By M.D. Kittle |Wisconsin Reporter
MADISON – The Badger State is back, baby.
Let’s face it, Wisconsin never really left the national political spotlight.
Sure, it’s easier to bask in the glow of the campaign stage when you’re a vice presidential candidate.
Yes, there was a fleeting moment when it looked as if the Kenosha boy might face a plausible resistance movement in the Republican National Committee.
And there has certainly been no end of political gab about how conservative “rock star” Gov. Scott Walker and the harder-line tea party conservatives are on their way out of national prominence.
Think again, one political expert says, asserting that Wisconsin’s three kings — Walker, U.S. Rep. Paul Ryan, R-Janesville, and RNC chairman Reince Priebus — remain royalty in the Republican Party.

BIG THREE: Dairyland power brokers. Reince Priebus, Scott Walker, and Paul Ryan will have much to say in national politics even as the Republican Party rebuilds, a political expert says.

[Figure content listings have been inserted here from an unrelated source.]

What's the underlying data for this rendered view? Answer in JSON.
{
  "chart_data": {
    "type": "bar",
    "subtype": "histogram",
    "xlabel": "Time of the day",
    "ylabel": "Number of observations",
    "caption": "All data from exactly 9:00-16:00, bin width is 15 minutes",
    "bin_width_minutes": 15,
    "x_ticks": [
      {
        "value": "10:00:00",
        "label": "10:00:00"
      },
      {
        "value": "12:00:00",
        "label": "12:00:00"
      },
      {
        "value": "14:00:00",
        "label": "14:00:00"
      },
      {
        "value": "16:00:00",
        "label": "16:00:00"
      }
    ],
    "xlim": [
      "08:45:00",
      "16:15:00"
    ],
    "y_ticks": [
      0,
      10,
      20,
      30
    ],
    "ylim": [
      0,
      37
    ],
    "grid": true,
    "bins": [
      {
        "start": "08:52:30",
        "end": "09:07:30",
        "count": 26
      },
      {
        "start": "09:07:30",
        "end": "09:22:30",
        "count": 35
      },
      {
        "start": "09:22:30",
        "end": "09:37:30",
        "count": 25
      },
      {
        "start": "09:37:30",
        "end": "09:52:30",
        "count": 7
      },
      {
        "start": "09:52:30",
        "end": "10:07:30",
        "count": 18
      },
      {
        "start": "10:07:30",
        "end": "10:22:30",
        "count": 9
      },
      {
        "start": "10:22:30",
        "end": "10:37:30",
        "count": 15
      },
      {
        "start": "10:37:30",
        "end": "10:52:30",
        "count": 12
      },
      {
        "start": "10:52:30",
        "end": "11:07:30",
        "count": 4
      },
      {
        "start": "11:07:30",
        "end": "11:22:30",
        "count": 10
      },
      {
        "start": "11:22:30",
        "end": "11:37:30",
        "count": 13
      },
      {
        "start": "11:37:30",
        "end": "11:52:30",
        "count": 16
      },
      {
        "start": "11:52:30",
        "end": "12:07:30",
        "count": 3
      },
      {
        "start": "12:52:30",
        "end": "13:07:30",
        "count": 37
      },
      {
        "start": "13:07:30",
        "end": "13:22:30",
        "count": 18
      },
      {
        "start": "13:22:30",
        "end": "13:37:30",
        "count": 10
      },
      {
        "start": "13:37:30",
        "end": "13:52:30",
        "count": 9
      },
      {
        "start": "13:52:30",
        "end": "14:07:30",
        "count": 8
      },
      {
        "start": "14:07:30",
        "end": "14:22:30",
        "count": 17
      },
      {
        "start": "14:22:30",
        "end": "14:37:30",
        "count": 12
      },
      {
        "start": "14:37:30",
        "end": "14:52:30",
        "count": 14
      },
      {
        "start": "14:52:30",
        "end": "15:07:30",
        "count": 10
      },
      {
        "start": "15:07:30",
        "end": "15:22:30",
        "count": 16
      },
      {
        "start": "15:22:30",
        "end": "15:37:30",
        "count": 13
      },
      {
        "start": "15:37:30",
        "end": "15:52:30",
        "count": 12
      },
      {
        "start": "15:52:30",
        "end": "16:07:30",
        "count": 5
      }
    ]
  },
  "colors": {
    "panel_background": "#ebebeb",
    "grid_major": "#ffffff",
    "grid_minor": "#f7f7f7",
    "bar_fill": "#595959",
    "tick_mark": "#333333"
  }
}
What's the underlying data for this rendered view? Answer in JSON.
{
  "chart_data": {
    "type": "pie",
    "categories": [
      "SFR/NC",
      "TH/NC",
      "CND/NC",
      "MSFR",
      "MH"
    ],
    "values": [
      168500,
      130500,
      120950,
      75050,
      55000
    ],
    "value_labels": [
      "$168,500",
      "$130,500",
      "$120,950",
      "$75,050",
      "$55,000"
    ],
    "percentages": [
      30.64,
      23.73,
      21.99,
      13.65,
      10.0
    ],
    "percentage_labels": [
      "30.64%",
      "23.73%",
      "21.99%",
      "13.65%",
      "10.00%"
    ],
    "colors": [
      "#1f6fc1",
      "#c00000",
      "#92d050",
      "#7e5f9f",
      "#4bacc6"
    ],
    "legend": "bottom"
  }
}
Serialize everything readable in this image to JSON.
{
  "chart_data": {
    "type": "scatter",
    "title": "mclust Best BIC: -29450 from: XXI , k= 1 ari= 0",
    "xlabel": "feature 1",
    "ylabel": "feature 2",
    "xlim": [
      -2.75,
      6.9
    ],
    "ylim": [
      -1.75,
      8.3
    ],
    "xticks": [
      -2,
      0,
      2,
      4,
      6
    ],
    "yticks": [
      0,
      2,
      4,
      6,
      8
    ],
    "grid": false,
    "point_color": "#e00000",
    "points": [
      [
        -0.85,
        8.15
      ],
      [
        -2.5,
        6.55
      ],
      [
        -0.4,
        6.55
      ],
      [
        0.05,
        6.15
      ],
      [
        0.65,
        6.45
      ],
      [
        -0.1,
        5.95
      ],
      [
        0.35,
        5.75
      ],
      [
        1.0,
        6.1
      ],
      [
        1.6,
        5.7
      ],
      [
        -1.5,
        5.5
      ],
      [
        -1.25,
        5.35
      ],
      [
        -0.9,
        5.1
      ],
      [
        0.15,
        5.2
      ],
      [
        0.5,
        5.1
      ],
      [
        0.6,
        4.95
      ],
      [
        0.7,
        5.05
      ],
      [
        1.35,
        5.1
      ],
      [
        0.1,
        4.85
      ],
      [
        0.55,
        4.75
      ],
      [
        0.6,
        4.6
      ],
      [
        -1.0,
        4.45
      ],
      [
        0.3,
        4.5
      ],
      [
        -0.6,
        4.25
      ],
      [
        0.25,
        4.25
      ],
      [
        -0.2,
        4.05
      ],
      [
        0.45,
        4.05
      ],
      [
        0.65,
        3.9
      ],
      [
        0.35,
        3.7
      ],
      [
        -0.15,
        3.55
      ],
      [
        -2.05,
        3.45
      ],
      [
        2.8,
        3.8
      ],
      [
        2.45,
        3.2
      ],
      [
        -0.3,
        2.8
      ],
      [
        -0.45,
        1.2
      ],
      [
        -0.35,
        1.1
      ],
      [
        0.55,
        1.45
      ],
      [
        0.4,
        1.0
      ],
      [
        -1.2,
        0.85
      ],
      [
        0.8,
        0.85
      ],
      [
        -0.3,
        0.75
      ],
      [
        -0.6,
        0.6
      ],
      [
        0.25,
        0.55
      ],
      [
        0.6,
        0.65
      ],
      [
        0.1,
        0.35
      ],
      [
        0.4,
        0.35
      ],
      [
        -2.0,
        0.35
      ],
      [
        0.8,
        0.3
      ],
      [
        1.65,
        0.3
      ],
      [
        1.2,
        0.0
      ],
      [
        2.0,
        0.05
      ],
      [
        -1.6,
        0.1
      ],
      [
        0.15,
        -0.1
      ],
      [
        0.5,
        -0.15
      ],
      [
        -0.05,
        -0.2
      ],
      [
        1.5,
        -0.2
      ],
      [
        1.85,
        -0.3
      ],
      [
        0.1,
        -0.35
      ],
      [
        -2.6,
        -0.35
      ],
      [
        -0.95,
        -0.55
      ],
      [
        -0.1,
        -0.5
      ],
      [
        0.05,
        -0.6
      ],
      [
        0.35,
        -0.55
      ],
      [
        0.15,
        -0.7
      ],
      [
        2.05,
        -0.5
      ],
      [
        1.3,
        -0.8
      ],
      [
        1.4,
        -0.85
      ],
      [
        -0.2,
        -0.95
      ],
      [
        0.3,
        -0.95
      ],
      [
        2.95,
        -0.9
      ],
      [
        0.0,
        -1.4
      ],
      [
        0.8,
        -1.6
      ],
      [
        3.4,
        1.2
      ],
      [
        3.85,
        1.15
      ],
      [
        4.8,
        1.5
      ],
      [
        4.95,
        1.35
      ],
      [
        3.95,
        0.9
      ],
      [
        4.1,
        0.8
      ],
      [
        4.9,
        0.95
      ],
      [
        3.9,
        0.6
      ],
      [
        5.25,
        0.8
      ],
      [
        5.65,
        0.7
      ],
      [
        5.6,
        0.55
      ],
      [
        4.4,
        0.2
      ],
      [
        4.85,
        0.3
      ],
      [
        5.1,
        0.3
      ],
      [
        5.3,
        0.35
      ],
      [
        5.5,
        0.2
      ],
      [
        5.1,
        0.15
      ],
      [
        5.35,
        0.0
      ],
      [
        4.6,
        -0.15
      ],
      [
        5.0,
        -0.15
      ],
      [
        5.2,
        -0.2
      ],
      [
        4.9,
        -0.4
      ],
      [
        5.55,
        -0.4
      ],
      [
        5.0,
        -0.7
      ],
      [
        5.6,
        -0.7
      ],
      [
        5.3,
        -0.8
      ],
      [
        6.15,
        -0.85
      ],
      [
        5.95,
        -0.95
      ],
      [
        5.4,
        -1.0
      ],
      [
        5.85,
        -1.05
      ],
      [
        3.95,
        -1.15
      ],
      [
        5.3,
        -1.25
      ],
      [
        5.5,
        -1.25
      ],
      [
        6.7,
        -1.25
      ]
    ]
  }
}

”First of all, Scott Walker continues to be a sort of rock star in conservative circles nationally,” said John McAdams, political science professor at Marquette University. “Paul Ryan is making the noise of someone who expects to be a voice in the Republican Party.”
And then there’s Kenosha native Priebus, who last week was re-elected chairman of the RNC, despite a rumored “whisper campaign” against him.
Priebus’ old pals at the Republican Party of Wisconsin, where the GOP bigwig used to serve as state party chairman, glowed with pride.
RPW chairman Brad Courtney noted Priebus yeoman’s work in cleaning up the financial mess and the organizational disarray of the RNC.
“Reince inherited a national party that was in turmoil,” Courtney said in a statement. “In a very short amount of time, he was able to put things back on track, bring the RNC out of debt, and instill confidence in leaders and activists across the country.
“His leadership is, without question, a major reason for the successes of the Party over the last two years, and his bold style of management will lead us to further success in the years to come.”
But there’s been a lot of criticism — from inside the RNC and out — following the re-election of President Obama, and the loss of Republican challenger Mitt Romney. The party now finds itself in a rebuilding mode, trying to figure out how to attract key voting populations, such as Hispanic voters, who overwhelmingly supported Obama.
Syndicated columnist David Brooks, in an editorial headlined “Who’s going to rebuild the GOP,” writes that the party has done a good job talking about rebuilding, but …
“In this reinvention process, Republicans seem to have spent no time talking to people who didn’t already vote for them,” Brooks asserts.
The key to that rebuilding effort, however, may be in who’s doing the talking.
Ryan, after a couple of months of “self-imposed silence,” is one of those key voices. The Republican House Budget Committee chairman delivered a widely followed speech recently to the National Review Institute, calling for a return to reason, and an emphasis on the cold, hard realities of fiscal discipline.
He has, again, been front and center in the meaty matters of debt reduction, proclaiming that he can eliminate the $1 trillion deficit in a decade, sans revenue increases. Budget experts say he can.
“As a purely mechanical exercise, Congress can cut enough spending — real cuts, not Washington-style cuts in the growth rate — to bring the budget into balance in a decade,” writes Bloomberg columnist Caroline Baum in a piece headlined, “Paul Ryan can do better than do-nothing Congress.”
For tea party conservatives, some of the Republican Party retooling must be disconcerting. There’s plenty of moderating talk going on, anyway.
Same can be said, arguably, for conservative stalwart Walker, the lion of public sector, collective-bargaining curbing Act 10, concealed carry, and regulatory reform. Some say the governor has shown softer spots of late, less than two years out from election, demurring on issues such as right-to-work and same-day voter registration, calling them distractions.
“There is a perception on the Republican side that Walker is invulnerable,” said Joe Heim, political science professor at the University of Wisconsin-La Crosse, noting the Teflon governor’s surviving last year’s bitter recall campaign. “I think he’s moving more toward the middle … I think the governor is more open to moderation.”
Perhaps. McAdams thinks it may be more of a case of been there, done that.
“He radically reduced union power and sharply improved Wisconsin’s budget status,” McAdams said. “That has been exhausted and maybe he’ll move on to other things.”
Plenty of pundits see Walker moving on to the national political stage. The governor has shown signs of taking his game to the next level — a presidential run in 2016.
And a sprinkle of moderation be damned, conservatives at large love Wisconsin’s governor.
“I think Walker’s striking success in his first year gives him a lot of political capital with conservatives,” McAdams said. “I think he’d have to turn into Colin Powell to make conservatives unhappy.”
While the Republican Party may be redefining itself nationally, that transition will be guided in large part from America’s Dairyland, McAdams predicts.